Dependent mutations within resistance-associated genes. We measured the identity and prevalence of significant dependent mutations occurring after initial resistance evolution. (A) Mutations that occur after mutations in known antibiotic resistance genes, visualized on the genome using pyCircos (github.com/ponnhide/pyCircos), with colors corresponding to the antibiotics in B. Antibiotics with shared genetic basis of resistance are shown in the same color. Only mutations that happen sequentially at least five times are shown. (B) Fraction of resistant strains that display one or more pairs of sequential dependent mutations. (C) Example of pairs of dependent mutations within the kanamycin resistance pathway, shown on a per-gene basis. Kanamycin's inhibition of the ribosome is blunted by ribosomal RNA mutations, while cellular kanamycin levels are reduced by increased levels of Eis, putatively caused by both mutations in the eis promoter region and mutations in the regulatory proteins WhiB7 and WhiB6. Dependencies between these mutations demonstrate multistep resistance evolution.

Fig. 5.

Dependencies between antibiotics.
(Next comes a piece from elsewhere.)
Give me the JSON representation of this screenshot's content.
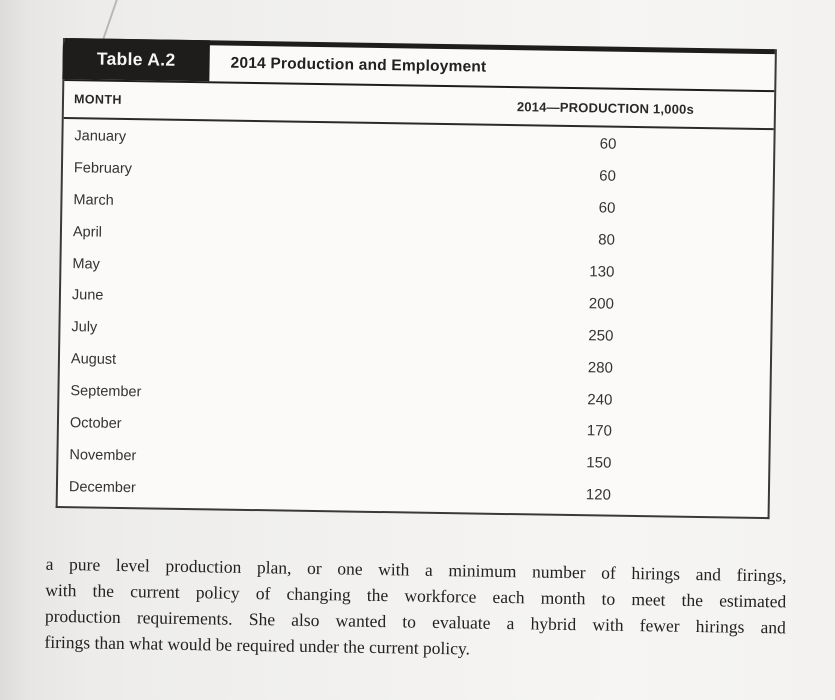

The detected significant dependent mutations between resistance-conferring mutations follow a particular order that mirrors the usage of different antibiotics. For each antibiotic, we took the top dependent pair between known resistance-conferring genes and other genes and between known resistance genes for different antibiotics. We display pairs and links where mutation a occurs sequentially or simultaneously with mutation b at least ten times. Link intensity corresponds to the number of occurrences. The prefix “p_” before a gene name indicates that the mutations are found in the upstream region of that gene. The drug para-aminosalicylic acid (PAS) is not included in the WHO catalog, but folC is a candidate resistance gene for this drug (Wei et al. 2019).